For decades, the United States and Russia (including when it was part of the USSR) have tried to weaponize outer space. The Reagan-era “Star Wars” program to weaponize space became a symbol of a Pentagon completely untethered from reality or any meaningful budgetary constraints. But the first “space war” was Operation Desert Storm, when U.S. forces used GPS to rout Iraq’s army following the invasion of Kuwait.

It’s been 25 years since that war, and in recent years the race for space domination has markedly increased. Stratfor, a private intelligence firm that analyzes geopolitical trends, wrote in late 2015 that “the military exploitation of space will be a defining characteristic of the 21st century.”

International law does not prohibit placing conventional weapons in space, though it does prohibit the placement of weapons of mass destruction in space. The U.S. government denies that it has any explicitly offensive weapons platforms in space. When asked directly in a 60 Minutes interview last year if the U.S. has any weapons in space, Air Force Secretary Deborah Lee James was unequivocal: “No, we do not.”

Some experts aren’t convinced. “It’s hard to say exactly how many weapons are in orbit. That’s because many spacecraft are ‘dual use,’” David Axe writes at Reuters. “They have peaceful functions and potential military applications. With the proverbial flip of a switch, an inspection satellite, ostensibly configured for orbital repair work, could become a robotic assassin capable of taking out other satellites with lasers, explosives or mechanical claws.”

Axe concludes: “The United States is, by far, the world’s most heavily armed space power.”
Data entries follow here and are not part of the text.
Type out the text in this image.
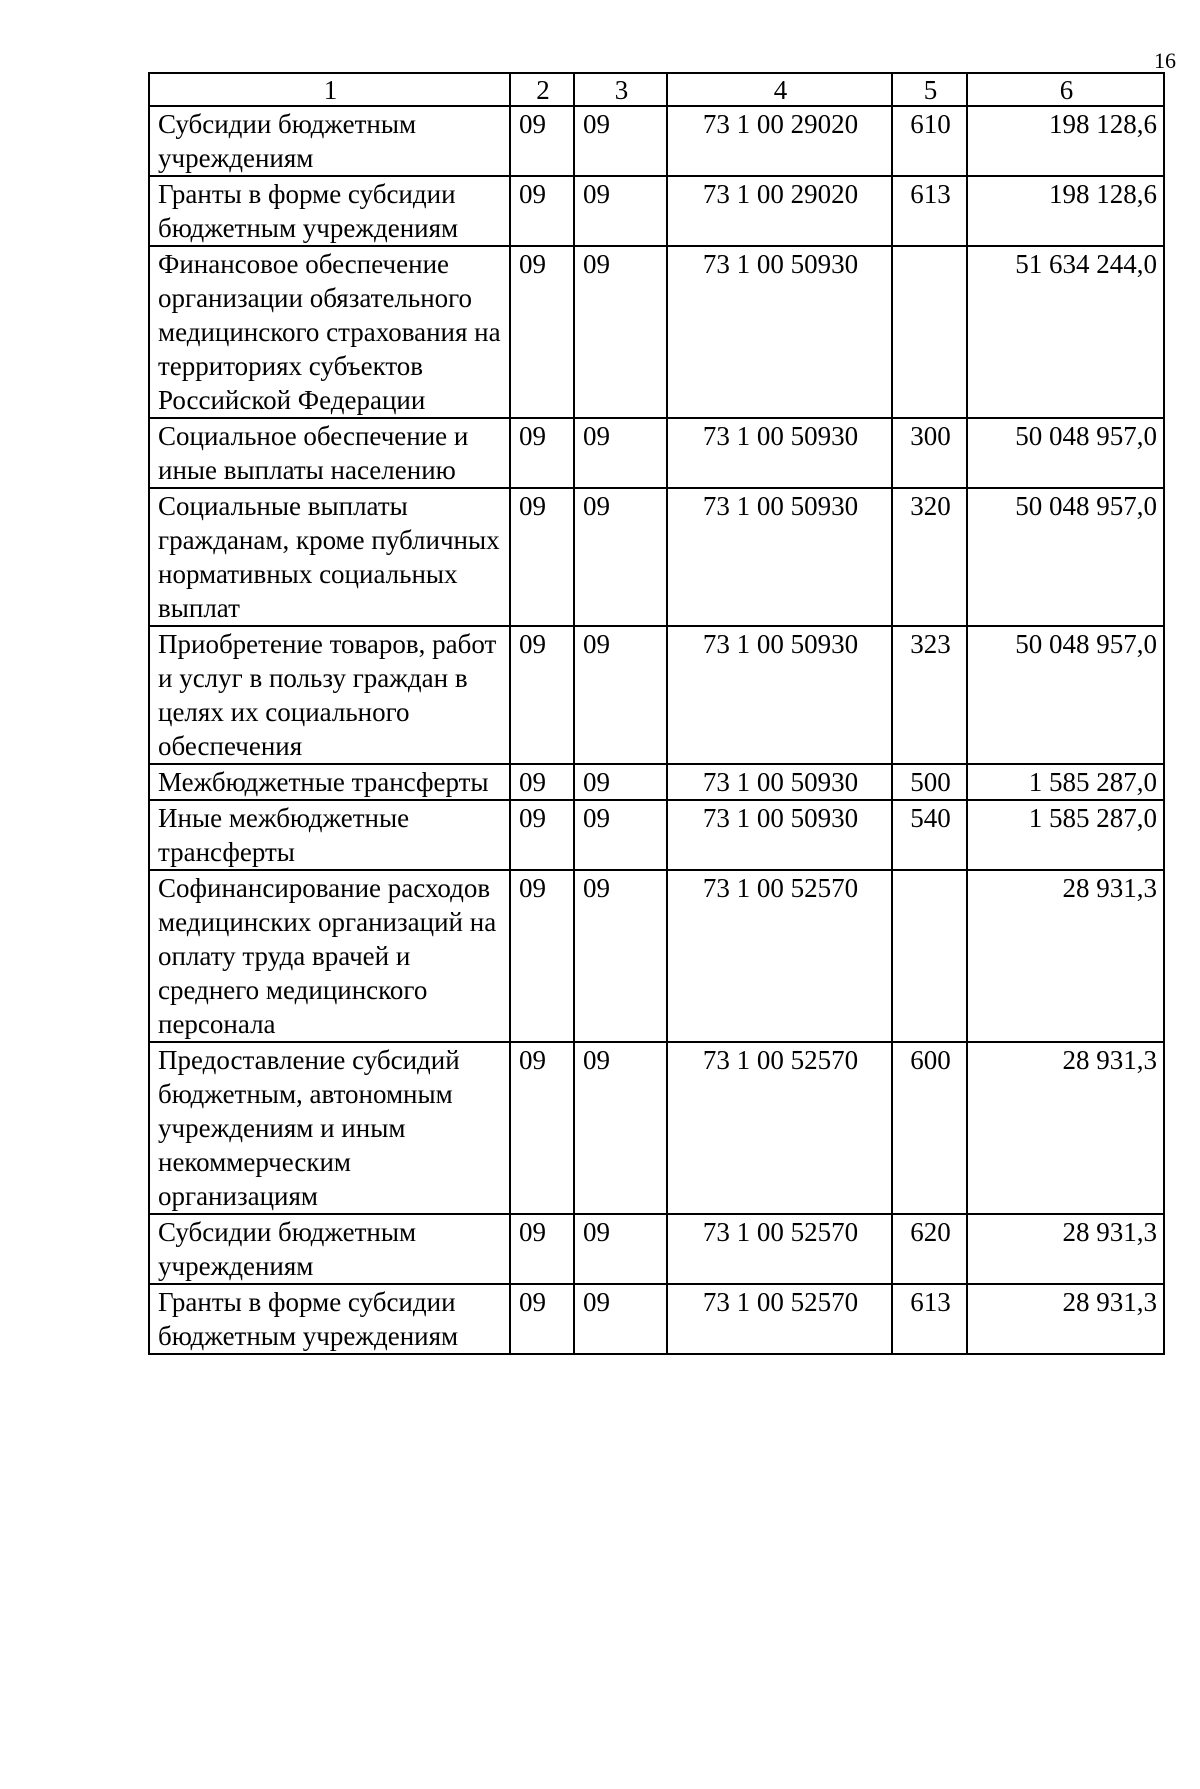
16
1	2	3	4	5	6
Субсидии бюджетным учреждениям	09	09	73 1 00 29020	610	198 128,6
Гранты в форме субсидии бюджетным учреждениям	09	09	73 1 00 29020	613	198 128,6
Финансовое обеспечение организации обязательного медицинского страхования на территориях субъектов Российской Федерации	09	09	73 1 00 50930		51 634 244,0
Социальное обеспечение и иные выплаты населению	09	09	73 1 00 50930	300	50 048 957,0
Социальные выплаты гражданам, кроме публичных нормативных социальных выплат	09	09	73 1 00 50930	320	50 048 957,0
Приобретение товаров, работ и услуг в пользу граждан в целях их социального обеспечения	09	09	73 1 00 50930	323	50 048 957,0
Межбюджетные трансферты	09	09	73 1 00 50930	500	1 585 287,0
Иные межбюджетные трансферты	09	09	73 1 00 50930	540	1 585 287,0
Софинансирование расходов медицинских организаций на оплату труда врачей и среднего медицинского персонала	09	09	73 1 00 52570		28 931,3
Предоставление субсидий бюджетным, автономным учреждениям и иным некоммерческим организациям	09	09	73 1 00 52570	600	28 931,3
Субсидии бюджетным учреждениям	09	09	73 1 00 52570	620	28 931,3
Гранты в форме субсидии бюджетным учреждениям	09	09	73 1 00 52570	613	28 931,3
NASA astronaut Sunita Williams, Expedition 32 flight engineer, raises her hand during the mission's third session of extravehicular activity (EVA) September 5, 2012 in space. 

NASA via Getty

It’s not entirely clear how much money the U.S. spends on military space program. According to the 60 Minutes segment, the Pentagon puts the annual price tag at $10 billion, but a White House document said the figure was more like $25 billion, including spy satellites and classified spending.

Apart from weapons, U.S. satellites play an outsized role in Pentagon operations. “Everything from GPS, early warning monitoring, weather tracking, tactical and strategic communications, and full-spectrum intelligence gathering is facilitated through the United States’ expansive network of military satellites,” writes Stratfor. “By finding a way to disable space-based systems, a potential antagonist could disconnect the multiple interlocking U.S. military systems, plunging it into information darkness and delivering a critical blow ahead of any physical strike — and to do so would not violate any existing space treaty.”
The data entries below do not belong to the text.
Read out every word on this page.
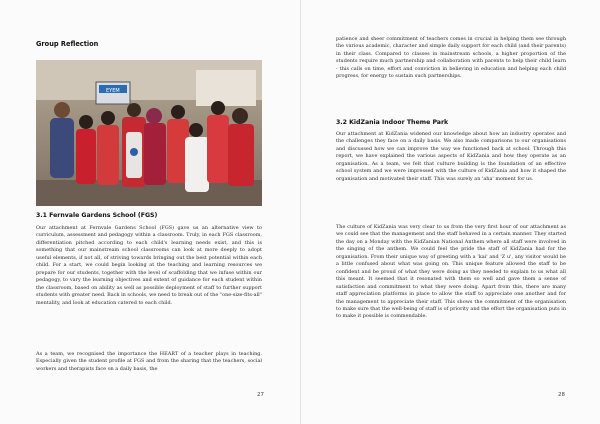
Group Reflection
EYEM
3.1 Fernvale Gardens School (FGS)

Our attachment at Fernvale Gardens School (FGS) gave us an alternative view to curriculum, assessment and pedagogy within a classroom. Truly, in each FGS classroom, differentiation pitched according to each child's learning needs exist, and this is something that our mainstream school classrooms can look at more deeply to adopt useful elements, if not all, of striving towards bringing out the best potential within each child. For a start, we could begin looking at the teaching and learning resources we prepare for our students, together with the level of scaffolding that we infuse within our pedagogy, to vary the learning objectives and extent of guidance for each student within the classroom, based on ability as well as possible deployment of staff to further support students with greater need. Back in schools, we need to break out of the "one-size-fits-all" mentality, and look at education catered to each child.

As a team, we recognised the importance the HEART of a teacher plays in teaching. Especially given the student profile at FGS and from the sharing that the teachers, social workers and therapists face on a daily basis, the

27

patience and sheer commitment of teachers comes in crucial in helping them see through the various academic, character and simple daily support for each child (and their parents) in their class. Compared to classes in mainstream schools, a higher proportion of the students require much partnership and collaboration with parents to help their child learn - this calls on time, effort and conviction in believing in education and helping each child progress, for energy to sustain such partnerships.

3.2 KidZania Indoor Theme Park

Our attachment at KidZania widened our knowledge about how an industry operates and the challenges they face on a daily basis. We also made comparisons to our organisations and discussed how we can improve the way we functioned back at school. Through this report, we have explained the various aspects of KidZania and how they operate as an organisation. As a team, we felt that culture building is the foundation of an effective school system and we were impressed with the culture of KidZania and how it shaped the organisation and motivated their staff. This was surely an 'aha' moment for us.

The culture of KidZania was very clear to us from the very first hour of our attachment as we could see that the management and the staff behaved in a certain manner. They started the day on a Monday with the KidZanian National Anthem where all staff were involved in the singing of the anthem. We could feel the pride the staff of KidZania had for the organisation. From their unique way of greeting with a 'kai' and 'Z u', any visitor would be a little confused about what was going on. This unique feature allowed the staff to be confident and be proud of what they were doing as they needed to explain to us what all this meant. It seemed that it resonated with them so well and gave them a sense of satisfaction and commitment to what they were doing. Apart from this, there are many staff appreciation platforms in place to allow the staff to appreciate one another and for the management to appreciate their staff. This shows the commitment of the organisation to make sure that the well-being of staff is of priority and the effort the organisation puts in to make it possible is commendable.

28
Some countries have pushed for a more comprehensive ban on outer space weapons. In 1985, the United Nations established a working group to develop the Proposed Prevention of an Arms Race in Space (PAROS) Treaty. The Reagan administration objected to the all-out ban, and efforts to draft the treaty largely ended by the mid-’90s. Russia and China introduced drafts of a treaty that would ban all weapons in space in 2008 and again in 2014, though critics have said the proposals left large loopholes for lasers, and ground-based anti-satellite weapons.
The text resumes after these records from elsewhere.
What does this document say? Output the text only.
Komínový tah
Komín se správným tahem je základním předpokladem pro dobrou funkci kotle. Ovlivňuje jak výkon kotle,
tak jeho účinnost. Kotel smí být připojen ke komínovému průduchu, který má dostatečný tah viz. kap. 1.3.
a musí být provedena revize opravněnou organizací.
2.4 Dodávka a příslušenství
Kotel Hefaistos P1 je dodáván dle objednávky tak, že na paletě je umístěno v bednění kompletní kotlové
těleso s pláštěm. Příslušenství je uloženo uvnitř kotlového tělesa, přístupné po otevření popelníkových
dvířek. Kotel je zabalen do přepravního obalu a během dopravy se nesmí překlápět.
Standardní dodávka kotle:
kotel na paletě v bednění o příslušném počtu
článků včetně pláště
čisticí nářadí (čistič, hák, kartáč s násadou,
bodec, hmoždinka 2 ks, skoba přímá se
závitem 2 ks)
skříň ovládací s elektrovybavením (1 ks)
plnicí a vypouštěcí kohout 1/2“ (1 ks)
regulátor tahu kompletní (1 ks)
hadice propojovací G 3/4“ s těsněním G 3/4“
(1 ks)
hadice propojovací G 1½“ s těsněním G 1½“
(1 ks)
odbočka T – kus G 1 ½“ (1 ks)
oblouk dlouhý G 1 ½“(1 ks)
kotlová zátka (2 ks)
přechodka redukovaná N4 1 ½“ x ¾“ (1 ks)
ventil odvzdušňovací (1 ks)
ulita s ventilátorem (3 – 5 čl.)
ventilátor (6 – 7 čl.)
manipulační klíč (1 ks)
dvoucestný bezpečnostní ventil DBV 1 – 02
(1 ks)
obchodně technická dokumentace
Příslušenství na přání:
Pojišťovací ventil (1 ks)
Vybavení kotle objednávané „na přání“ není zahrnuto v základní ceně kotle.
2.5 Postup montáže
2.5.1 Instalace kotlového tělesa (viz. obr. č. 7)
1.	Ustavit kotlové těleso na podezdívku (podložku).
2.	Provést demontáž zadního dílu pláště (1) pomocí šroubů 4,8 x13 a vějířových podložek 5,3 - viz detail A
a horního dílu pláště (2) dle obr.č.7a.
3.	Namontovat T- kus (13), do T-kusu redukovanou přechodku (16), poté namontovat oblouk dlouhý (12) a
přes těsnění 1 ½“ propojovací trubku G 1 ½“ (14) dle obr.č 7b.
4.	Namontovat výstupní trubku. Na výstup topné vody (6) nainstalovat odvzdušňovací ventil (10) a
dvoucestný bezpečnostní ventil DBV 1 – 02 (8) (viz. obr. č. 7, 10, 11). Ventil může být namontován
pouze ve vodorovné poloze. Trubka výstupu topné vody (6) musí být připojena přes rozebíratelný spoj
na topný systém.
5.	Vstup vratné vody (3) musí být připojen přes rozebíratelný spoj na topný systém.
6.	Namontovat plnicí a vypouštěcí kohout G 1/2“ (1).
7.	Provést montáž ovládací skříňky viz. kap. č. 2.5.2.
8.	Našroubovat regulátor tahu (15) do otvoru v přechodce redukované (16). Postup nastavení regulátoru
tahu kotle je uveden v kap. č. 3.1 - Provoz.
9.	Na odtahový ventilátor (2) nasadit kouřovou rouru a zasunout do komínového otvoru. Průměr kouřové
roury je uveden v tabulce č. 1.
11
One increasingly important issue that’s tied to the weaponization and commercialization of space, is space junk. More than 500,000 pieces of space debris currently orbit the planet, traveling at speeds of up to 17,500 mph, according to NASA. Of those, NASA says 20,000 are “larger than a softball,” making them capable of damaging a space station or satellite in the event of a collision. The BBC reports that in 2014, the International Space Station had to move three times to avoid space junk. The commercial rush to low orbit promises only to exacerbate such risks.

For now, the only countries capable of competing with the U.S. in a space arms race are Russia and China, though they lag far behind. China, for one, doesn’t have the level of “space awareness” the U.S. does, Axe writes: “Where the United States can count on allies to host parts of a global sensor network, China has few formal allies and can only deploy space-awareness systems inside its own borders, on ships at sea or in space.” He adds that although the USSR had a sophisticated space program for its time, Russia has not been able to develop space weapons at the rate the U.S. can.

Tensions between the U.S. and Russia remain high, following President Putin’s annexation of Crimea and military actions in Ukraine. Russia’s air campaign against anti-government rebels in Syria and the possible fall of rebel-held Aleppo will only worsen U.S.-Russia relations. As the planet enters a period of low-level, constant warfare, outer space may well be the next frontline.